This Amendment No. 3 (this “Amendment”) amends and supplements the Solicitation/Recommendation Statement on Schedule 14D-9 (as amended or supplemented from time to time, the “Schedule 14D-9”) filed by Icosavax, Inc., a Delaware corporation (“Icosavax” or the “Company”), with the U.S. Securities and Exchange Commission (the “SEC”) on December 27, 2023, relating to the tender offer (the “Offer”) by Isochrone Merger Sub Inc., a Delaware corporation (“Merger Sub”) and a wholly owned subsidiary of AstraZeneca Finance and Holdings Inc., a Delaware corporation (“Parent”), a wholly owned subsidiary of AstraZeneca plc, to purchase all of the outstanding shares of common stock, par value $0.0001 per share, of the Company (the “Shares”), at a purchase price equal to (i) $15.00 per Share in cash, subject to applicable withholding taxes and without interest, plus (ii) one non-transferable contingent value right per Share representing the right to receive a contingent payment of up to $5.00, in cash, subject to any applicable withholding taxes and without interest, on the achievement of the specified milestones on or prior to the applicable outside date, on the terms and subject to the conditions set forth in the Offer to Purchase, dated December 27, 2023 (as amended or supplemented from time to time, the “Offer to Purchase”), and in the related Letter of Transmittal (which, together with the Offer to Purchase, as each may be amended or supplemented from time to time, constitute the “Offer”). The Offer is described in a Tender Offer Statement on Schedule TO (as amended or supplemented from time to time, the “Schedule TO”) filed by Parent and Merger Sub with the SEC on December 27, 2023. The Offer to Purchase and Letter of Transmittal are filed as Exhibits (a)(1)(A) and (a)(1)(B), respectively, to the Schedule 14D-9.
Except to the extent specifically provided in this Amendment, the information set forth in the Schedule 14D-9 remains unchanged. Capitalized terms used, but not otherwise defined, in this Amendment shall have the meanings ascribed to them in the Schedule 14D-9. This Amendment is being filed to reflect certain updates or provide supplemental information as reflected below.

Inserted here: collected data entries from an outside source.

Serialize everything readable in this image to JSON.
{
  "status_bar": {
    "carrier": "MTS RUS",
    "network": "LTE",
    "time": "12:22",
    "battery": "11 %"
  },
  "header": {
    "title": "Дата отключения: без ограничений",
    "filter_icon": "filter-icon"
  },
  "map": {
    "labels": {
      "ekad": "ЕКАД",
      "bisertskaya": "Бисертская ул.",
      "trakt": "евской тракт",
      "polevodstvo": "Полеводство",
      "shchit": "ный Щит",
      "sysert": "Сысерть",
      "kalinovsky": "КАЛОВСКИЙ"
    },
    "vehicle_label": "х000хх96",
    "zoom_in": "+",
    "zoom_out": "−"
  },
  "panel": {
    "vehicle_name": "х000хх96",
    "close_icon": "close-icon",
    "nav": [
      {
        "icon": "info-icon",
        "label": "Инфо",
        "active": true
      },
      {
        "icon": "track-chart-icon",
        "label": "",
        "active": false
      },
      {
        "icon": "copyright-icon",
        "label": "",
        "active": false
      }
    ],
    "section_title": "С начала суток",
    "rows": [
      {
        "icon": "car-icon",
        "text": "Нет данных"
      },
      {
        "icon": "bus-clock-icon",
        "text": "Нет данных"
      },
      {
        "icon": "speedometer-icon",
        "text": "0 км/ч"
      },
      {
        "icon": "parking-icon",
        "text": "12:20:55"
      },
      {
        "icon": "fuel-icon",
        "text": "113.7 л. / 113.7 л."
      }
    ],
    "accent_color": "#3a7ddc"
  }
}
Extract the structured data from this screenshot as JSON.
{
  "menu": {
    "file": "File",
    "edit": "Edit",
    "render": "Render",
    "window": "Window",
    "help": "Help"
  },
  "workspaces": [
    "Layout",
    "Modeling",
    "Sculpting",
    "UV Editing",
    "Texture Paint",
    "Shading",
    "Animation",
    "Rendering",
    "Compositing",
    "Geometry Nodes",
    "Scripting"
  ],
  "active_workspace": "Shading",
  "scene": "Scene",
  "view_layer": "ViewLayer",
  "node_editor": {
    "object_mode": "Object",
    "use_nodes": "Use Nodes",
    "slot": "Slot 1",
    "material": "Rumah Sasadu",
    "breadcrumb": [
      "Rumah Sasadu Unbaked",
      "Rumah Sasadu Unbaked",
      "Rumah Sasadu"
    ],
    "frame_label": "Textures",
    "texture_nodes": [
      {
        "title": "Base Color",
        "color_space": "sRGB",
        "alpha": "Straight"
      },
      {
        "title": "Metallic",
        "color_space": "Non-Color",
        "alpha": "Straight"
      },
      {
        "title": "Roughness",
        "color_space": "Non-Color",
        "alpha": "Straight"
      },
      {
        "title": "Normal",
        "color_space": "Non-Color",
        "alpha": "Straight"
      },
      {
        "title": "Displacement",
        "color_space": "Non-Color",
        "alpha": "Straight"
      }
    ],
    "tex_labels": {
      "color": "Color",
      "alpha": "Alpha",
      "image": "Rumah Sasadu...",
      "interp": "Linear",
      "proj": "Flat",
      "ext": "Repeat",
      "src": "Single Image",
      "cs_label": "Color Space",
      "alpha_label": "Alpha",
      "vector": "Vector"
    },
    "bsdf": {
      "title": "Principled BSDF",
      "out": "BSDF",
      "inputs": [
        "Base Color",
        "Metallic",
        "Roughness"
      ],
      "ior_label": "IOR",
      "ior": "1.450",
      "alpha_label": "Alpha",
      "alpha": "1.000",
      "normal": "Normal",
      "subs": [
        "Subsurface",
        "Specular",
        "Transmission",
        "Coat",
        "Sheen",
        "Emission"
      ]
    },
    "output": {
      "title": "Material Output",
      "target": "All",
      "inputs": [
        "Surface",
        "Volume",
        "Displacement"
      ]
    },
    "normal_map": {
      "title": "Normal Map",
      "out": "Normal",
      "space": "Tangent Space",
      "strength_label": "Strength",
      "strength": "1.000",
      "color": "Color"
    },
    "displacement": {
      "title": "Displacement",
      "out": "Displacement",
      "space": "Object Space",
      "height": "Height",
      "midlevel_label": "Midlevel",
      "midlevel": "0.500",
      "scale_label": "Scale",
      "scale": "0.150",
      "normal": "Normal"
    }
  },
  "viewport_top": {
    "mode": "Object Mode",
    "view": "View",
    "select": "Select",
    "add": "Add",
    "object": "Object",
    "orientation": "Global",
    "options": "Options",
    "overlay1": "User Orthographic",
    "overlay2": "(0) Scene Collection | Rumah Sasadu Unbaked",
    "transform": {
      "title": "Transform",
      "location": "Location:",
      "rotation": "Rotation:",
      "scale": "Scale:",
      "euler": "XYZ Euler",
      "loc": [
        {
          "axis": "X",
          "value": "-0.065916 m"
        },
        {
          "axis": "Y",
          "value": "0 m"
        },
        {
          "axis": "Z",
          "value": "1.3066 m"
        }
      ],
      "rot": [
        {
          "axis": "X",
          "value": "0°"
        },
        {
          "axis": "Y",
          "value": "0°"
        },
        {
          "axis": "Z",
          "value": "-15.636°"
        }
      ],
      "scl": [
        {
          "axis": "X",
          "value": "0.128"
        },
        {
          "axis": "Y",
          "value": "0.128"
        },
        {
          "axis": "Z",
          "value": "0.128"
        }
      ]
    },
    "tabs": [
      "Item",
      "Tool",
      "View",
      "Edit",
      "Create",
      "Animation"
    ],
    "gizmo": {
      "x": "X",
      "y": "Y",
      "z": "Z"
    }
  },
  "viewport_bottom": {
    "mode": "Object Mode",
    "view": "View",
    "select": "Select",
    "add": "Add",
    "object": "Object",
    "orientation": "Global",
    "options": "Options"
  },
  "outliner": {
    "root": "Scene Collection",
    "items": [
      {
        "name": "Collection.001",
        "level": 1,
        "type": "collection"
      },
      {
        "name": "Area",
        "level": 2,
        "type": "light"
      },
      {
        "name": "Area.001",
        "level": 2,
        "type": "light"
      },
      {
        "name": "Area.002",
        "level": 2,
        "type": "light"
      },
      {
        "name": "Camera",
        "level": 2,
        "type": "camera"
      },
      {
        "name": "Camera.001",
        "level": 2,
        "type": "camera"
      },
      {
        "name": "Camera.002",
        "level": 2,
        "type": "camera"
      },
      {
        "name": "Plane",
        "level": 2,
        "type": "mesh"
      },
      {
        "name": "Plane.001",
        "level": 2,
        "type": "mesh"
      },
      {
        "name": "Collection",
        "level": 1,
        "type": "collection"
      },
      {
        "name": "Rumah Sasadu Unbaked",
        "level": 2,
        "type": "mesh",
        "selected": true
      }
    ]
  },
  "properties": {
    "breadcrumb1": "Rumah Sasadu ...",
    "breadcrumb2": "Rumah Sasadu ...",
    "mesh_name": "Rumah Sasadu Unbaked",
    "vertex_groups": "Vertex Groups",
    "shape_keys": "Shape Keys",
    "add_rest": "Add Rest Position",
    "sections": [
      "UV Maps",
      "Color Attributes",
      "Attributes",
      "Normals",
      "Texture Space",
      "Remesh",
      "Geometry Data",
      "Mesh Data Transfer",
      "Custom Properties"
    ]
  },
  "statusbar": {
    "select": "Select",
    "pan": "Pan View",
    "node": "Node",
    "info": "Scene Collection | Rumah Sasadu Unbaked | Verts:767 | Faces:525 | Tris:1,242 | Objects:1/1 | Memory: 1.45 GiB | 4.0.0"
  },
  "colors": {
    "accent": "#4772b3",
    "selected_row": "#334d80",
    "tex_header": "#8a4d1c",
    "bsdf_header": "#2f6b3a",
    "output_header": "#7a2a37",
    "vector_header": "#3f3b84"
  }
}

Unless stated otherwise, the new text in the supplemental information is bolded and underlined and any deleted text is bolded and denoted with a strikethrough to highlight the supplemental information being disclosed.
Explanatory Note:
The supplemental information provided in Item 4 should be read in conjunction with the Schedule 14D-9 in its entirety. The Company believes that no such supplemental disclosure is required under applicable laws and that the Schedule 14D-9 disclosed all material information required to be disclosed therein. However, to avoid the risk that lawsuits may delay or otherwise adversely affect the Offer and to minimize the expense of defending such actions, without admitting any liability or wrongdoing, the Company wishes to voluntarily make certain supplemental disclosures related to the Offer, all of which are set forth in Item 4 below and should be read in conjunction with the Schedule 14D-9. Nothing in such supplemental disclosures shall be deemed an admission of the legal necessity or materiality under applicable laws of any of the disclosures set forth in Item 4. If additional, similar complaints are filed, absent new or different allegations that are material, the Company will not necessarily announce such filings.
Item 4. | The Solicitation or Recommendation. |
Item 4 of the Schedule 14D-9 is hereby amended and supplemented as follows:
The thirty-sixth paragraph under the heading “Item 4. The Solicitation or Recommendation – Background and Reasons for the Company Board’s Recommendation – Background of the Offer and the Merger” on page 20 of the Schedule 14D-9 is amended and supplemented as follows:
On November 14, 2023, the Company and AstraZeneca UK executed a first amendment to the Transaction NDA, which included a standstill obligation of AstraZeneca UK and its affiliates for the benefit of the Company that expired upon the execution of the Merger Agreement. Following execution of such amendment, the Company granted AstraZeneca access to comprehensive due diligence materials in the Company’s data room, and over the course of the following weeks, management and advisors of each of the Company and AstraZeneca discussed and exchanged additional due diligence information. The Company also organized a number of due diligence calls among the parties and their advisors to discuss numerous diligence matters.